Background: Parasitic Capacitance of Interconnects
The performance of current interconnect systems is becoming limited by the system interconnect delay. This is recognized as being a major unresolved challenge to the semiconductor industry. A major component of this delay results from intralevel capacitance. Parasitic capacitance of conductors hurts performance in at least two ways: first, the distributed capacitive load on wiring will slow down the propagation of signals. Secondly, the capacitive coupling between adjacent lines can cause "cross-talk," where a pulse on one line is coupled into an adjacent line. This can lead to unpredictable logic errors.
Parasitic capacitance can be reduced by using insulation with a lower dielectric constant k. Currently, low k dielectric materials (e.g. HSQ k=2.8; parylene 2.4; aerogel 1.7 etc.) are used for gap fill and inter-metal dielectrics.
Background: Step Coverage and Void Formation
FIGS. 4A-4C show how undesired voids can be accidentally formed in the prior art. Since deposition tends to be more rapid on the exposed edges 402 of adjacent lines 400, the thicker accumulations of material 410 deposited on these edges 402 can eventually meet to enclose a void 404. This has long been recognized as a problem.
Background: Air Bridge Structures
"Air bridge" structures have been used in the past in microwave circuits, to minimize vertical capacitive coupling where one line crosses over another. However, there has been no way to adapt this technology to reduce capacitance between very long parallel signal lines. Air bridges are discussed, for example, in the following references, all of which are hereby incorporated by reference: Tsai et al., "Multiple arbitrary shape via-hole and air-bridge transitions in multilayered structures," 1996 IEEE MTT-S INTERNATIONAL MICROWAVE SYMPOSIUM DIGEST vol.2, p.707-10 (1996); Villeneuve et al., "Air-bridge microcavities, " APPLIED PHYSICS LETTERS, vol.67, no.2, p. 167-9 (Jul. 10, 1995); and Goldfarb et al., "The effect of air bridge height on the propagation characteristics of microstrip," 1 IEEE MICROWAVE AND GUIDED WAVE LETTERS 273 (October 1991).
Innovative Structure and Method
The present application discloses an ultimate low k (k=1) gap structure for high speed logic devices in which the sidewalls fully or partially cover the gaps between the interconnects by dry etching the already formed aluminum interconnects after the photoresist has been stripped. The present application also discloses a particularly surprising method of fabricating lateral air gaps using the insulating sidewalls which normally form on conductors during anisotropic plasma etching. This is done by using a sacrificial layer on which the sidewall is formed, and then removing the sacrificial layer, so that residual mechanical stress will cause the free standing portion of the sidewall layer to curve outward from the patterned conductor layer. Adjacent lines of such curling sidewall material will then form arches, which provide a partial template for subsequent deposition of an insulator, such as silicon dioxide, which will encapsulate the air gap between the adjacent conductors.

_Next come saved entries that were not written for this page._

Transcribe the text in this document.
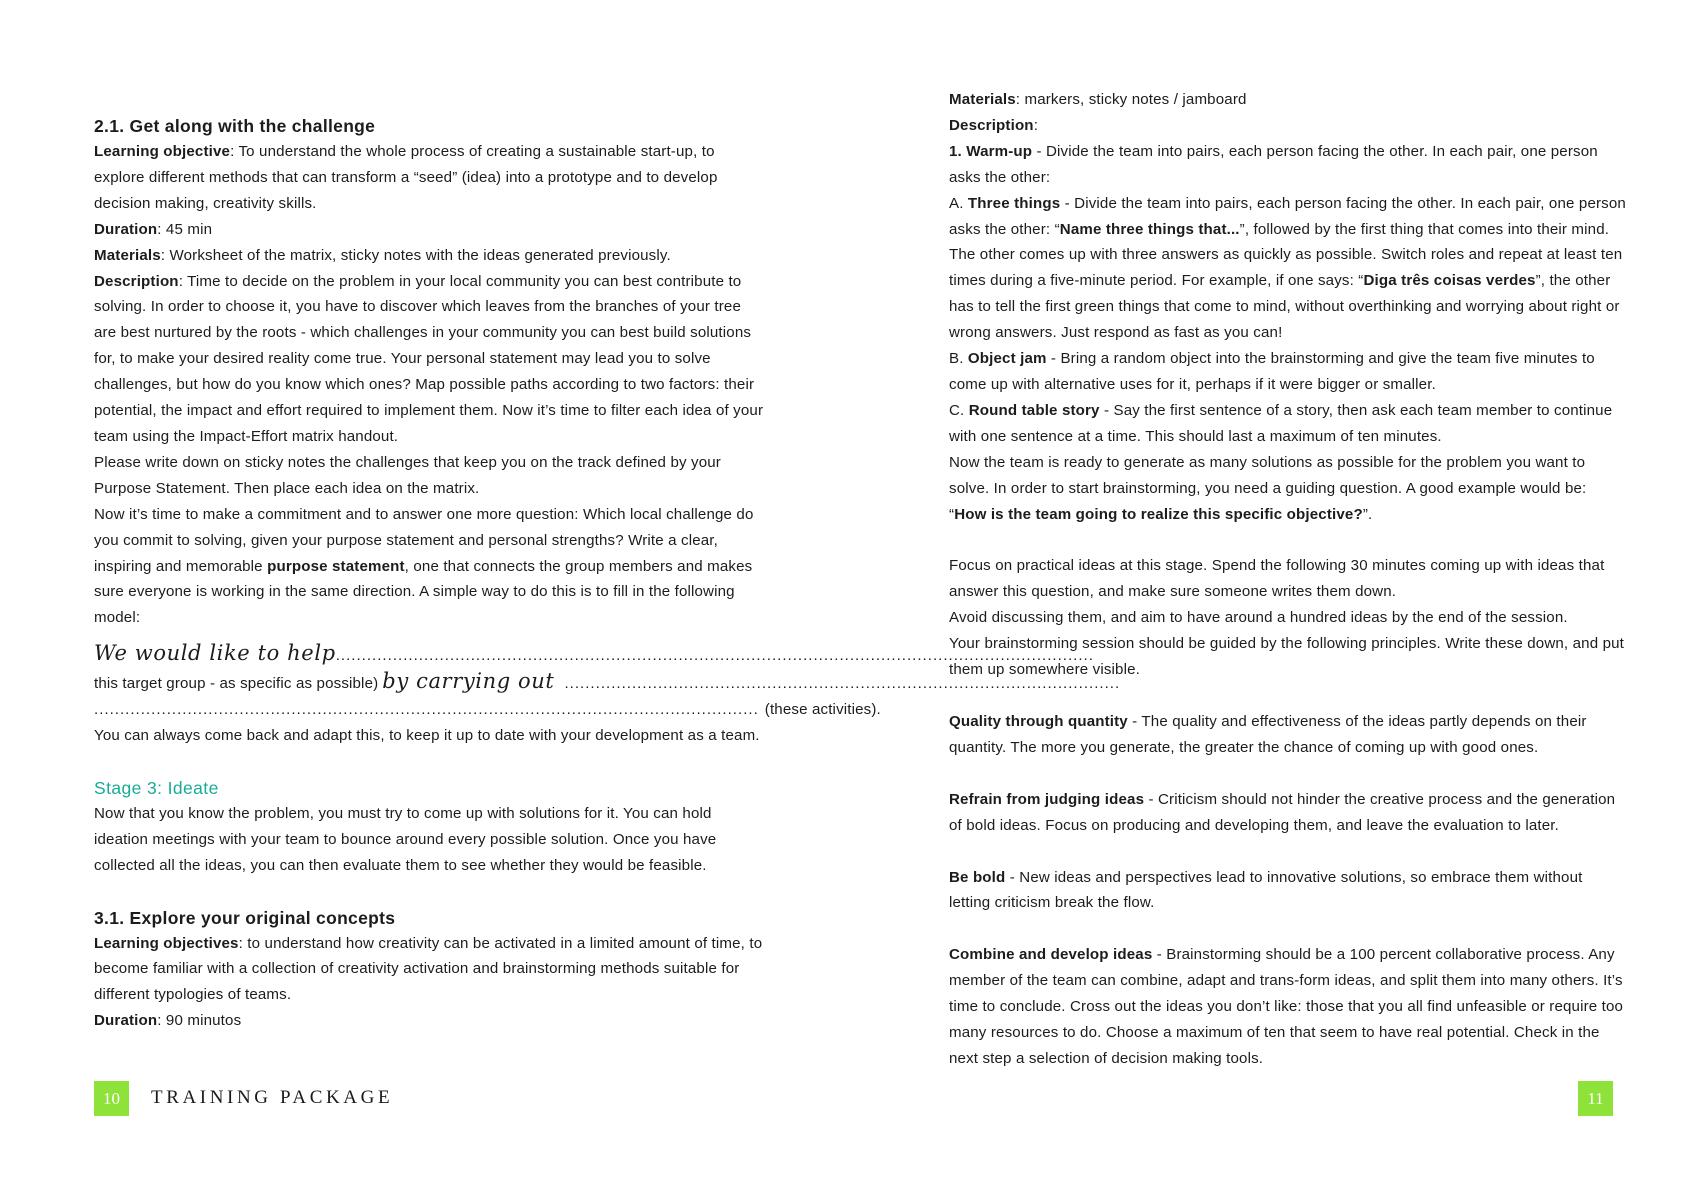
2.1. Get along with the challenge

Learning objective: To understand the whole process of creating a sustainable start-up, to explore different methods that can transform a “seed” (idea) into a prototype and to develop decision making, creativity skills.

Duration: 45 min

Materials: Worksheet of the matrix, sticky notes with the ideas generated previously.

Description: Time to decide on the problem in your local community you can best contribute to solving. In order to choose it, you have to discover which leaves from the branches of your tree are best nurtured by the roots - which challenges in your community you can best build solutions for, to make your desired reality come true. Your personal statement may lead you to solve challenges, but how do you know which ones? Map possible paths according to two factors: their potential, the impact and effort required to implement them. Now it’s time to filter each idea of your team using the Impact-Effort matrix handout.

Please write down on sticky notes the challenges that keep you on the track defined by your Purpose Statement. Then place each idea on the matrix.

Now it’s time to make a commitment and to answer one more question: Which local challenge do you commit to solving, given your purpose statement and personal strengths? Write a clear, inspiring and memorable purpose statement, one that connects the group members and makes sure everyone is working in the same direction. A simple way to do this is to fill in the following model:

We would like to help ..................................................................................................................................................
this target group - as specific as possible) by carrying out ...........................................................................................................
................................................................................................................................ (these activities).

You can always come back and adapt this, to keep it up to date with your development as a team.

Stage 3: Ideate

Now that you know the problem, you must try to come up with solutions for it. You can hold ideation meetings with your team to bounce around every possible solution. Once you have collected all the ideas, you can then evaluate them to see whether they would be feasible.

3.1. Explore your original concepts

Learning objectives: to understand how creativity can be activated in a limited amount of time, to become familiar with a collection of creativity activation and brainstorming methods suitable for different typologies of teams.

Duration: 90 minutos

Materials: markers, sticky notes / jamboard

Description:

1. Warm-up - Divide the team into pairs, each person facing the other. In each pair, one person asks the other:

A. Three things - Divide the team into pairs, each person facing the other. In each pair, one person asks the other: “Name three things that...”, followed by the first thing that comes into their mind. The other comes up with three answers as quickly as possible. Switch roles and repeat at least ten times during a five-minute period. For example, if one says: “Diga três coisas verdes”, the other has to tell the first green things that come to mind, without overthinking and worrying about right or wrong answers. Just respond as fast as you can!

B. Object jam - Bring a random object into the brainstorming and give the team five minutes to come up with alternative uses for it, perhaps if it were bigger or smaller.

C. Round table story - Say the first sentence of a story, then ask each team member to continue with one sentence at a time. This should last a maximum of ten minutes.

Now the team is ready to generate as many solutions as possible for the problem you want to solve. In order to start brainstorming, you need a guiding question. A good example would be: “How is the team going to realize this specific objective?”.

Focus on practical ideas at this stage. Spend the following 30 minutes coming up with ideas that answer this question, and make sure someone writes them down.

Avoid discussing them, and aim to have around a hundred ideas by the end of the session.

Your brainstorming session should be guided by the following principles. Write these down, and put them up somewhere visible.

Quality through quantity - The quality and effectiveness of the ideas partly depends on their quantity. The more you generate, the greater the chance of coming up with good ones.

Refrain from judging ideas - Criticism should not hinder the creative process and the generation of bold ideas. Focus on producing and developing them, and leave the evaluation to later.

Be bold - New ideas and perspectives lead to innovative solutions, so embrace them without letting criticism break the flow.

Combine and develop ideas - Brainstorming should be a 100 percent collaborative process. Any member of the team can combine, adapt and trans-form ideas, and split them into many others. It’s time to conclude. Cross out the ideas you don’t like: those that you all find unfeasible or require too many resources to do. Choose a maximum of ten that seem to have real potential. Check in the next step a selection of decision making tools.

10	TRAINING PACKAGE	11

The innovative structure and method of the present invention provides the following advantages:
reduced parasitic capacitance between parallel conductors; PA1 no new equipment or process is required; PA1 better suited for narrower gaps; PA1 substantially no solid dielectric is formed on the sidewalls of the metal lines; PA1 air gap height is only slightly greater than that of the metal line, hence the interlevel dielectric layer thickness is not excessive; and PA1 air gap scales with reduction in metal pitch.